Stellungnahme der Fraktion Bündnis90/Die Grünen
zum Haushalt 2009

(es gilt das gesprochene Wort)

Sehr geehrte Frau Beigeordnete, sehr geehrter Herr Bürgermeister,
meine Damen und Herren der Verwaltung,
liebe Kolleginnen und Kollegen des Rates,

die Verabschiedung des Haushalts in öffentlicher Ratssitzung - das ist traditionell die große Stunde der Fraktionsvorsitzenden. Vom Rednerpult aus werden die Stellungnahmen der Fraktionen zum Haushalt vorgetragen.

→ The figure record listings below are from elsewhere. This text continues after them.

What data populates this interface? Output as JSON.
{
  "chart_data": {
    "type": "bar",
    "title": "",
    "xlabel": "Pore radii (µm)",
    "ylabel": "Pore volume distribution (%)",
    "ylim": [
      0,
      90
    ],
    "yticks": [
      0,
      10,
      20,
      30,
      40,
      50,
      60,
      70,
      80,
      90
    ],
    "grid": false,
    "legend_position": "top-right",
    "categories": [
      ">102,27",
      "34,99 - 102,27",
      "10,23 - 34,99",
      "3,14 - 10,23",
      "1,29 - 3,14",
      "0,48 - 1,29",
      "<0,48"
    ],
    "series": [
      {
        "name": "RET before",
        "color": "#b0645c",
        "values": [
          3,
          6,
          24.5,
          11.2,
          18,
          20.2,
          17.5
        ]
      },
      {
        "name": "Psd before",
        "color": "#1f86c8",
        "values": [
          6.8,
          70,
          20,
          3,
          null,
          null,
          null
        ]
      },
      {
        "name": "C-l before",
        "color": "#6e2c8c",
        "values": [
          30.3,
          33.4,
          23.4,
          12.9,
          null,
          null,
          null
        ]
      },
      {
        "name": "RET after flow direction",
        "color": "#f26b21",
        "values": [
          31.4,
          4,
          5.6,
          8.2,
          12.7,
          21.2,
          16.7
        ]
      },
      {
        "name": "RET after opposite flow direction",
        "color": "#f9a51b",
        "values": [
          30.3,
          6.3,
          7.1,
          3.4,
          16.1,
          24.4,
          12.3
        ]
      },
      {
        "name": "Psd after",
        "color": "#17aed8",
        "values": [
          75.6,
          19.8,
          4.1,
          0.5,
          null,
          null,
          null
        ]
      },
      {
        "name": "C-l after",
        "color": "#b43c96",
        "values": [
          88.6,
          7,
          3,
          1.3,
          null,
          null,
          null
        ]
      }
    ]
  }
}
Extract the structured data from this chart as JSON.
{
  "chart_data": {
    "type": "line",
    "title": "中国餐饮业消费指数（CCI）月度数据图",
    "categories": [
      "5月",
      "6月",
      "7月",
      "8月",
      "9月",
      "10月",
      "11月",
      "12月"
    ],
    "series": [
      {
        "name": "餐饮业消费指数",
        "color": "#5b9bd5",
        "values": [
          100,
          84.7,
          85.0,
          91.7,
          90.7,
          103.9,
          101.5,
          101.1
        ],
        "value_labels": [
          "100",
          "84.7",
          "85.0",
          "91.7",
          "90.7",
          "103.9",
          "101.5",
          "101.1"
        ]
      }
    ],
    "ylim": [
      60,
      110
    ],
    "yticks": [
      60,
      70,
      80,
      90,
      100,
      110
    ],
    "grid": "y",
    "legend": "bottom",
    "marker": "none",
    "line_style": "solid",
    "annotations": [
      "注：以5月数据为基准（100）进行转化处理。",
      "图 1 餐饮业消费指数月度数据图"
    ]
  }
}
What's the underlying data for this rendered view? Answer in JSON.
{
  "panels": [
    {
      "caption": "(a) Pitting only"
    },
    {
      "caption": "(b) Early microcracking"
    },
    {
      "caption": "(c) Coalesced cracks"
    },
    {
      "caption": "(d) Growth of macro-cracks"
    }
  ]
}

Das Schreiben einer Haushaltsrede bedeutet natürlich auch immer viel Vorbereitung: Was soll dieses Jahr die Kernaussage der Rede sein?
Wo soll der Focus der Haushaltsrede liegen?

In diesem Jahr ist es besonders schwer!

So könnte man hervorheben, dass wir mit dem 12. Mai einen neuen Verspätungs-Rekord aufstellen!

Oder doch eher auf das "Neue Kommunale Finanzmanagement" eingehen, mit dem die Stadt Monschau endlich das Rechnungswesen-System übernimmt, welches die Privatwirtschaft bereits seit mehr als 600 Jahren anwendet?

Wichtig sind auch die vielen neuen Begriffe des NKF!
Eigenkapital, Vermögen, Rückstellungen, Aufwand und Ertrag! Ist das jetzt alles besser als früher und welche neuen Erkenntnisse gewinnen wir daraus?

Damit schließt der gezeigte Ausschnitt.